NovelToon NovelToon
Bibit Miliarder Sang Mafia

Bibit Miliarder Sang Mafia

Status: tamat
Genre:Mafia / One Night Stand / Tamat
Popularitas:547.5k
Nilai: 5
Nama Author: febyanti

Menjadi incaran gadis-gadis yang ingin memiliki keturunan darinya membuat Rayyan Smith sangat menjaga sekali bibit unggulnya. Hidup bergelimang harta selalu menjadi sorotan semua wanita.

Lalu, bagaimana kalau kejadian tak terduga menimpanya?

Akankah Rayyan mampu menolak setiap godaan wanita yang mengincar hartanya dan menukarnya dengan tubuhnya?

Yuk, simak dicerita BIBIT MILIANDER SANG MAFIA
Cerita ini hanya haluanku semata ya, jadi jangan komentar tak mengenakan karena ini hanya sebuah hiburan saja 🙏🙏

Karya ini diterbitkan atas izin NovelToon febyanti, isi konten hanyalah pandangan pribadi pembuatnya, tidak mewakili NovelToon sendiri

Bab 31

Maura menghela napas panjang, mengatur napas karena ia takut bertemu dengan papa mertua. Tapi, suaminya langsung menggenggam tangannya,. "Jangan takut ada aku di sini." Bibir suaminya yang melengkung mengukir senyum membuatnya sedikit tenang

"Papamu galak?" Pertanyaan dari istrinya membuatnya tertawa. Wanita galak ternyata takut sama yang lebih galak "Kenapa ketaw? Apa ada yang lucu?'

"Kamu itu lucu sekali, apa yang mesti ditakutkan? Papaku tidak galak, malah kamu lebih sangar." Rayyan semakin tertawa karena melihat wajah tegang istinya. "Ayo, mereka baik kok. Ada mamaku yang akan meredam emosi papa," jelas suaminya sembari menuntunnya ke arah kamar orang tuanya.

***

Seorang wanita tengah berbaring lemas du tempat tidur. Wanita itu mencoba bernegoisasi kepada suaminya. Ia akan melakukan apa pun untuk melindungi putranya Seperti sekarang, mungkin terlihat kekanak-kanakkan bukan? Tapi hanya ini yang bisa dilakukàn untuk mencegah aksi suminya yang kejam itu.

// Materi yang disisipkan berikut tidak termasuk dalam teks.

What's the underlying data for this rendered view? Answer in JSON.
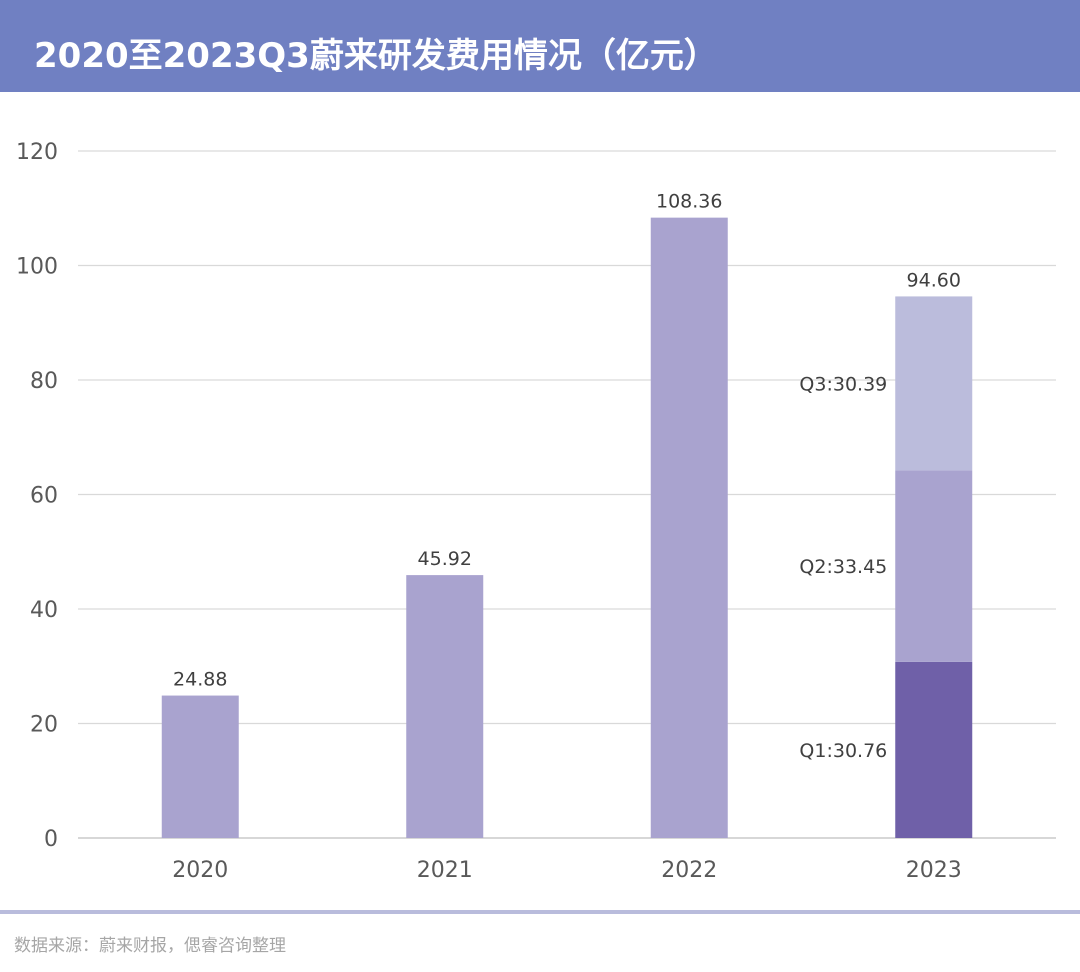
{
  "header": {
    "title": "2020至2023Q3蔚来研发费用情况（亿元）"
  },
  "footer": {
    "source": "数据来源：蔚来财报，偲睿咨询整理"
  },
  "colors": {
    "bar": "#a9a3cf",
    "q1": "#6f60a8",
    "q2": "#a9a3cf",
    "q3": "#bbbcdc",
    "grid": "#d9d9d9"
  },
  "chart_data": {
    "type": "bar",
    "title": "2020至2023Q3蔚来研发费用情况（亿元）",
    "categories": [
      "2020",
      "2021",
      "2022",
      "2023"
    ],
    "ylim": [
      0,
      120
    ],
    "yticks": [
      0,
      20,
      40,
      60,
      80,
      100,
      120
    ],
    "grid": true,
    "legend": "none",
    "values": [
      24.88,
      45.92,
      108.36,
      94.6
    ],
    "value_labels": [
      "24.88",
      "45.92",
      "108.36",
      "94.60"
    ],
    "stacked_category": "2023",
    "stack_segments": [
      {
        "value": 30.76,
        "label": "Q1:30.76"
      },
      {
        "value": 33.45,
        "label": "Q2:33.45"
      },
      {
        "value": 30.39,
        "label": "Q3:30.39"
      }
    ]
  }
}
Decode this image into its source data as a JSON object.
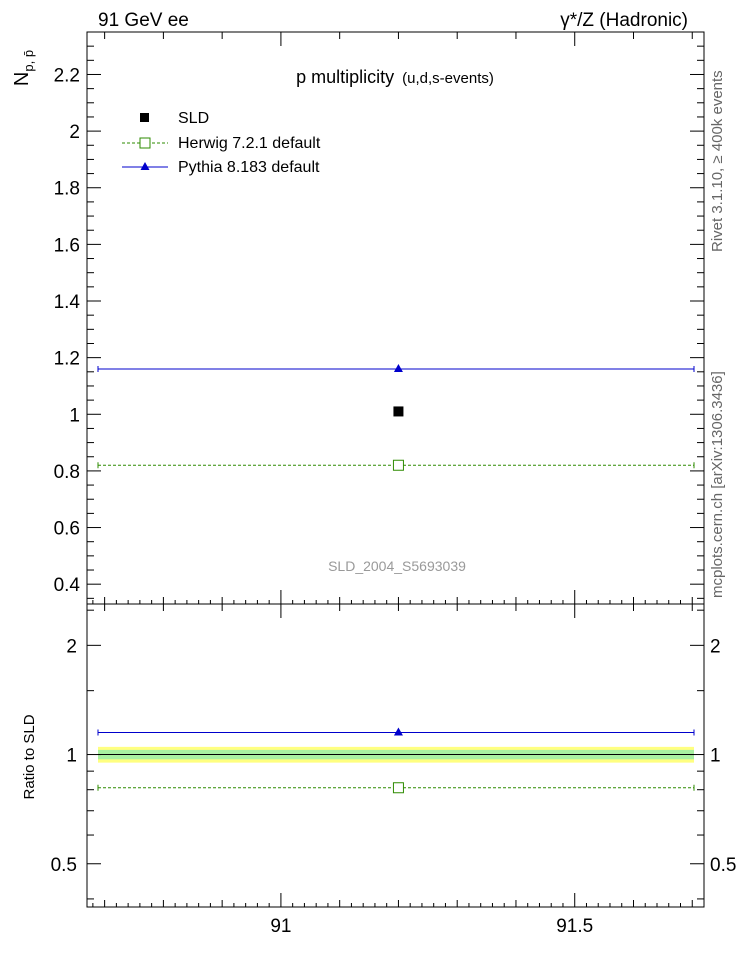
{
  "header": {
    "left": "91 GeV ee",
    "right": "γ*/Z (Hadronic)"
  },
  "side_labels": {
    "rivet": "Rivet 3.1.10, ≥ 400k events",
    "mcplots": "mcplots.cern.ch [arXiv:1306.3436]"
  },
  "chart_data": [
    {
      "type": "scatter",
      "title": "p multiplicity",
      "subtitle": "(u,d,s-events)",
      "ylabel": "N",
      "ylabel_sub": "p, p̄",
      "watermark": "SLD_2004_S5693039",
      "xlim": [
        90.67,
        91.72
      ],
      "ylim": [
        0.33,
        2.35
      ],
      "yticks": [
        0.4,
        0.6,
        0.8,
        1.0,
        1.2,
        1.4,
        1.6,
        1.8,
        2.0,
        2.2
      ],
      "ytick_labels": [
        "0.4",
        "0.6",
        "0.8",
        "1",
        "1.2",
        "1.4",
        "1.6",
        "1.8",
        "2",
        "2.2"
      ],
      "legend": [
        "SLD",
        "Herwig 7.2.1 default",
        "Pythia 8.183 default"
      ],
      "series": [
        {
          "name": "SLD",
          "x": [
            91.2
          ],
          "y": [
            1.01
          ],
          "marker": "square-filled",
          "color": "#000000"
        },
        {
          "name": "Herwig 7.2.1 default",
          "x": [
            91.2
          ],
          "y": [
            0.82
          ],
          "line": "dashed",
          "marker": "square-open",
          "color": "#2e8b00"
        },
        {
          "name": "Pythia 8.183 default",
          "x": [
            91.2
          ],
          "y": [
            1.16
          ],
          "line": "solid",
          "marker": "triangle",
          "color": "#0000cc"
        }
      ]
    },
    {
      "type": "scatter",
      "ylabel": "Ratio to SLD",
      "scale": "log",
      "xlabel": "",
      "xlim": [
        90.67,
        91.72
      ],
      "ylim": [
        0.38,
        2.6
      ],
      "xticks": [
        91,
        91.5
      ],
      "xtick_labels": [
        "91",
        "91.5"
      ],
      "yticks": [
        0.5,
        1,
        2
      ],
      "ytick_labels": [
        "0.5",
        "1",
        "2"
      ],
      "bands": [
        {
          "name": "outer",
          "lo": 0.95,
          "hi": 1.05,
          "color": "#ffff80"
        },
        {
          "name": "inner",
          "lo": 0.97,
          "hi": 1.03,
          "color": "#a8f0a0"
        }
      ],
      "series": [
        {
          "name": "Herwig 7.2.1 default",
          "y": [
            0.81
          ],
          "color": "#2e8b00"
        },
        {
          "name": "Pythia 8.183 default",
          "y": [
            1.15
          ],
          "color": "#0000cc"
        }
      ]
    }
  ]
}
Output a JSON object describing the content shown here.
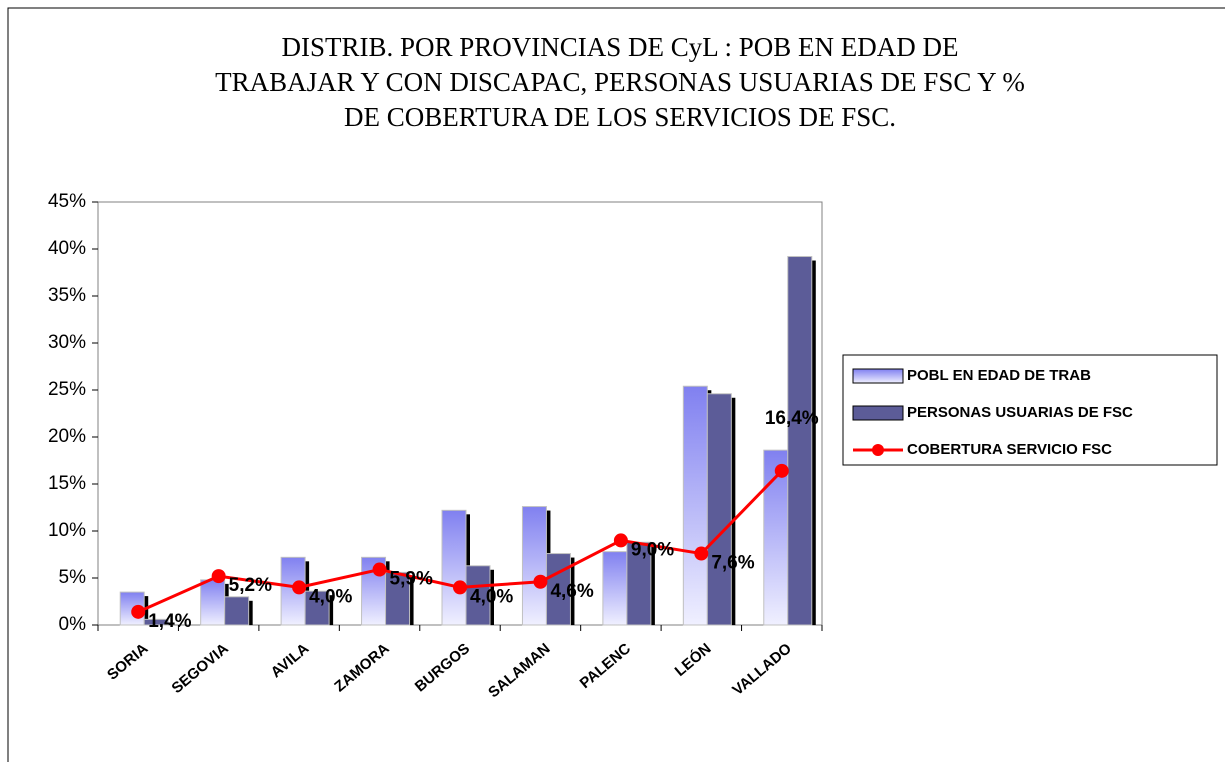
{
  "chart_data": {
    "type": "bar",
    "title": [
      "DISTRIB. POR PROVINCIAS DE CyL : POB EN EDAD DE",
      "TRABAJAR Y CON DISCAPAC, PERSONAS USUARIAS DE FSC Y %",
      "DE COBERTURA DE LOS SERVICIOS DE FSC."
    ],
    "categories": [
      "SORIA",
      "SEGOVIA",
      "AVILA",
      "ZAMORA",
      "BURGOS",
      "SALAMAN",
      "PALENC",
      "LEÓN",
      "VALLADO"
    ],
    "series": [
      {
        "name": "POBL EN EDAD DE TRAB",
        "type": "bar",
        "color": "#a8a8f0",
        "values": [
          3.5,
          4.8,
          7.2,
          7.2,
          12.2,
          12.6,
          7.8,
          25.4,
          18.6
        ]
      },
      {
        "name": "PERSONAS USUARIAS DE FSC",
        "type": "bar",
        "color": "#5c5c98",
        "values": [
          0.6,
          3.0,
          3.6,
          5.6,
          6.3,
          7.6,
          8.8,
          24.6,
          39.2
        ]
      },
      {
        "name": "COBERTURA SERVICIO FSC",
        "type": "line",
        "color": "#ff0000",
        "values": [
          1.4,
          5.2,
          4.0,
          5.9,
          4.0,
          4.6,
          9.0,
          7.6,
          16.4
        ],
        "value_labels": [
          "1,4%",
          "5,2%",
          "4,0%",
          "5,9%",
          "4,0%",
          "4,6%",
          "9,0%",
          "7,6%",
          "16,4%"
        ]
      }
    ],
    "ylim": [
      0,
      45
    ],
    "yticks": [
      {
        "value": 0,
        "label": "0%"
      },
      {
        "value": 5,
        "label": "5%"
      },
      {
        "value": 10,
        "label": "10%"
      },
      {
        "value": 15,
        "label": "15%"
      },
      {
        "value": 20,
        "label": "20%"
      },
      {
        "value": 25,
        "label": "25%"
      },
      {
        "value": 30,
        "label": "30%"
      },
      {
        "value": 35,
        "label": "35%"
      },
      {
        "value": 40,
        "label": "40%"
      },
      {
        "value": 45,
        "label": "45%"
      }
    ],
    "legend": "right"
  }
}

Samith tengah bersama istrinya, sejak istrinya sakit pria itu selalu menemaninya. Elena adalah kehidupannya, ia tak ingin istrinya kenapa-kenapa. Elena tengah membelakangi suaminya, ia masih marah sehingga tak ingin melihat wajah suaminya. Yang diinginkannya bertemu dengan putra dan cucunya, bisa hidup tenang dan bahagia.

Kedatangan Rayyan dan Maura belum diketahui oleh mereka sehingga Elena belum memiliki semangat untuknya beranjak dari tempat tidurnya. Smith menghampiri dan mendudukkan tubuhnya di samping istrinya itu. Ia menyentuh bahu istrinya. Tapi dengan cepat istrinya itu mengedikkan bahu, menepis sentuhan dari suaminya. Ia benar-benar dalam mode kesal tingkat dewa.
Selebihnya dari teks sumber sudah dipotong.